Loro pensano che appena si parli di loro si stia parlando contro di loro, se si è contro di loro si è loro nemico quindi il nemico va distrutto. È stato anche un modo di “istruire” i militanti prima che vedessero il film su cosa avrebbero dovuto dire e pensare. Si sono così susseguiti centinaia di post su internet che riprendevano le stesse idee espresse nei tweet sopracitati. Un’altra cosa bizzarra è che la mattina stessa dell’uscita del film in Francia, alle nove del mattino, su un portale di cinema equivalente a IMDb sono stati creati 600 profili che hanno cominciato a mettere 0 voti al film ancora prima che venisse proiettato per la prima volta al pubblico la sera.”
Hanno quindi dato conferma di quello che lei racconta nel film.
“Nel film in ogni caso è tutto reale, anche i dettagli.”
La cosa preoccupante è che anche le nuove generazioni, i ragazzi si fanno portavoci di queste idee violente, come il ragazzino che nel film realizza video di propaganda. Si tratta di episodi isolati o si sta diffondendo veramente questa tendenza in Francia?
Sono dei casi un po’ isolati ma ce ne sono diversi. La maggioranza dei voti al Front National è dei giovani e poi ce ne sono sempre di più che diventano militanti di movimenti estremisti. Non parlo solo di ragazzi ma anche di ragazze e non parlo solo di operai, di quel tipo di classe sociale, ma anche di ragazzi che frequentano l’università. È veramente trasversale come fenomeno.
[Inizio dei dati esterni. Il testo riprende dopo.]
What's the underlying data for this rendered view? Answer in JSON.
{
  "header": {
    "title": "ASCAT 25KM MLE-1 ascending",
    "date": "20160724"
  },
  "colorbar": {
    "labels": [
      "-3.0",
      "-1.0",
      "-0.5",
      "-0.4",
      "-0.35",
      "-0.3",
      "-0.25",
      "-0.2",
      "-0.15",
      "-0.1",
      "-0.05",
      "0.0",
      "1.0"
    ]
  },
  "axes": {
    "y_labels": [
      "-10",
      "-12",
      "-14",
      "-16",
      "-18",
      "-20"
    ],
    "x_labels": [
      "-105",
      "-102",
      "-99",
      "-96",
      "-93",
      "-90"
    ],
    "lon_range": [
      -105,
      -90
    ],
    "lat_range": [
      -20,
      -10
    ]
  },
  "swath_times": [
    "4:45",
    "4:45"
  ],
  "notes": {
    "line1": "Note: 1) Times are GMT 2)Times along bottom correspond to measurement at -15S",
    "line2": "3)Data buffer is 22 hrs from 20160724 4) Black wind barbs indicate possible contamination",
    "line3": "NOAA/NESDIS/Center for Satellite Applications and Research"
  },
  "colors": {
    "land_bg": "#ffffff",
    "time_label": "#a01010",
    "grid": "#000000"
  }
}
C’è una connotazione trasgressiva in questa scelta, e poi si tratta di generazioni post-ideologiche, ragazzi che sono nati dopo gli anni ’80 in periodi in cui la destra e la sinistra democratica erano portavoci più o meno delle stesse idee politiche e questo ha dato uno spazio gigantesco al discorso populista.
Lei ha notato se dopo i diversi attacchi terroristici in Francia persone anche di sinistra, con idee democratiche, hanno sviluppato questo tipo di pensiero estremista per paura, per disperazione?
“No, gli attentati non hanno avuto nessuna influenza. Si sono fatte condizionare di più le persone che hanno subito la crisi o la trasformazione sociale, che hanno perso il lavoro. Gli attentati non hanno giocato in favore dei partiti populisti. Poi ci sono stati dei fattori reali che hanno fatto in modo che questo non accadesse: per prima cosa dopo l’attentato a Charlie Hebdo Jean-Marie Le Pen ha dichiarato Io non sono Charlie io sono Carlo Martello, figura dell’800 che avviò una battaglia contro i musulmani, quindi una figura di estrema destra.
Il secondo elemento è stato che gli attentati del 13 novembre hanno avuto luogo in un quartiere di Parigi frequentato dalla classe borghese che è considerata il nemico dal Front National e allo stesso tempo quello dei jihadisti.”
Questo film può essere uno strumento di sensibilizzazione per le prossime elezioni?
“Forse non per queste imminenti perché è un po’ tardi. Non basta questo film, ce ne vorrebbero altri, ogni sfaccettatura della cultura deve contribuire: la letteratura, il teatro, la musica devono lottare per far capire qual è il vero ideale democratico, per contrastare questa estrema destra. Penso che da secoli, da Omero, è la cultura che è riuscita a cambiare il mondo più di quanto non abbia mai fatto la politica.”